North Albany Senior High School is a comprehensive public high school located in Orana, a north-western suburb of Albany, Western Australia, a regional centre 420 km south-southeast of Perth.

==History==
The school was established in 1982 and by 2016 the school had an enrolment of 749 students between Year 7 and Year 12, approximately 12% of whom were Indigenous. The 2019 enrollment was 804.

In 2013 the school appeared in the state's top 50 schools for WACE results for the first time in ten years, ranked at 28, turning around after a negative review in 2009.
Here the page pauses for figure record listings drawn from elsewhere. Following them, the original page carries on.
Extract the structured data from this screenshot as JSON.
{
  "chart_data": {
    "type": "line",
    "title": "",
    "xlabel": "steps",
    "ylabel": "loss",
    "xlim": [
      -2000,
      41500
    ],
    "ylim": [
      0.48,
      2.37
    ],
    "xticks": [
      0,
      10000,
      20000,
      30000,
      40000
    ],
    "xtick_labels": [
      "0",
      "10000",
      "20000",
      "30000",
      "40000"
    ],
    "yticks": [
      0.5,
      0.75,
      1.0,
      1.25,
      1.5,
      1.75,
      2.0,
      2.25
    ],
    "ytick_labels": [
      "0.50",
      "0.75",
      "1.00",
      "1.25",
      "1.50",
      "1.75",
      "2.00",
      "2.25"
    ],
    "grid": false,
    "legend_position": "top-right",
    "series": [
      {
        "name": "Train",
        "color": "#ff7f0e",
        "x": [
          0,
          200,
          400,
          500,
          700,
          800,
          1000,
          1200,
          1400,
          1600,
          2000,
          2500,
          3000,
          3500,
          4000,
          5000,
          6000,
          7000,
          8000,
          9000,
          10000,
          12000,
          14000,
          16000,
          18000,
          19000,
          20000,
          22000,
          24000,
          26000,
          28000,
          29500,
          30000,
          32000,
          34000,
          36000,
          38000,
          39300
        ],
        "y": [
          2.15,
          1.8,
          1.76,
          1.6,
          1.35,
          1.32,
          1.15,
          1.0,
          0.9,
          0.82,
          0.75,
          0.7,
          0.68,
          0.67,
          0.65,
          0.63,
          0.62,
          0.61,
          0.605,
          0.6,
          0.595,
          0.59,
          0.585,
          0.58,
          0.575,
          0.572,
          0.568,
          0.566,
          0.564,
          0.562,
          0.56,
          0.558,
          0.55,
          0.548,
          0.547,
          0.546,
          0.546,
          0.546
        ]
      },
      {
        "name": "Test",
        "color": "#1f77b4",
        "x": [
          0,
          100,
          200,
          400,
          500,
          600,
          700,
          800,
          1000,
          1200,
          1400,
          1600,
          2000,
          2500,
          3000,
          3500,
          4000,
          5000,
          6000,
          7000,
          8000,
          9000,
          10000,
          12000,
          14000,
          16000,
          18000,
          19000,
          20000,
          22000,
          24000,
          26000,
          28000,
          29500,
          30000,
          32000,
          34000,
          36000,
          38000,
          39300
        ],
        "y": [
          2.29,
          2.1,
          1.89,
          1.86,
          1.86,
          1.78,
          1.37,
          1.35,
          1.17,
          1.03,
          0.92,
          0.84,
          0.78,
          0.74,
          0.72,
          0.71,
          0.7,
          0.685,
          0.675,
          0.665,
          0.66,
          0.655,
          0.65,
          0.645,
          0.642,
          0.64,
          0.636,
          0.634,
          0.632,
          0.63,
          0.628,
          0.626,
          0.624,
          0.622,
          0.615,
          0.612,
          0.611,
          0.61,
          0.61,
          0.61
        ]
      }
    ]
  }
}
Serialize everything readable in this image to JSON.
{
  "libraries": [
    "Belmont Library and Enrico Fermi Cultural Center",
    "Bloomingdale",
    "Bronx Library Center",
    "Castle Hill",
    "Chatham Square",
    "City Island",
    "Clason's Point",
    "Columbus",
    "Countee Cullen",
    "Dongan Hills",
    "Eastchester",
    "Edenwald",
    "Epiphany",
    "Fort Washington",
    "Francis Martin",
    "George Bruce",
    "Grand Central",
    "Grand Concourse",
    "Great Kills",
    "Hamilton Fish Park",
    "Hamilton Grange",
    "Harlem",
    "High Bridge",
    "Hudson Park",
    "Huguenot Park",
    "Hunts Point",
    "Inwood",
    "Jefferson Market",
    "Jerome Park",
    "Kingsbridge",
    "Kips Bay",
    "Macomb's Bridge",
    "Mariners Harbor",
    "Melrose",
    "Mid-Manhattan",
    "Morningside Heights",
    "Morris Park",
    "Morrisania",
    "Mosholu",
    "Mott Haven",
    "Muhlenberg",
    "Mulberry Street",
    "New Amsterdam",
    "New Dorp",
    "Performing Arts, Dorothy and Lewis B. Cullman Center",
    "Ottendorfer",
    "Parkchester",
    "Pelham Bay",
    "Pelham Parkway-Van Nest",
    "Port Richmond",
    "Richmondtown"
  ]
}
In 2019 North Albany Senior High School ranked 82 in the WA school ranking and achieved high ATAR

In 2018 the state budget allocated funds for six new classrooms and eight refurbished rooms to help cater for growing enrolments.

==Programs==
NASHS offers three key Aboriginal education programs - the Great Southern Clontarf Academy for young Aboriginal men, Rising Albany Yorgas (RAY) Program and the Deadly Sista Girlz program.

===Clontarf Academy===
The Great Southern Clontarf Academy was established in 2006, and is operated out of facilities at the school.

===Trade Training Centre===
In 2013, the school opened its Health Trade Training Centre, funded by the Rudd Government's Building the Education Revolution program. The $3.5 million facility is a simulated hospital and medical centre providing courses in nursing and allied health in collaboration with South Regional TAFE.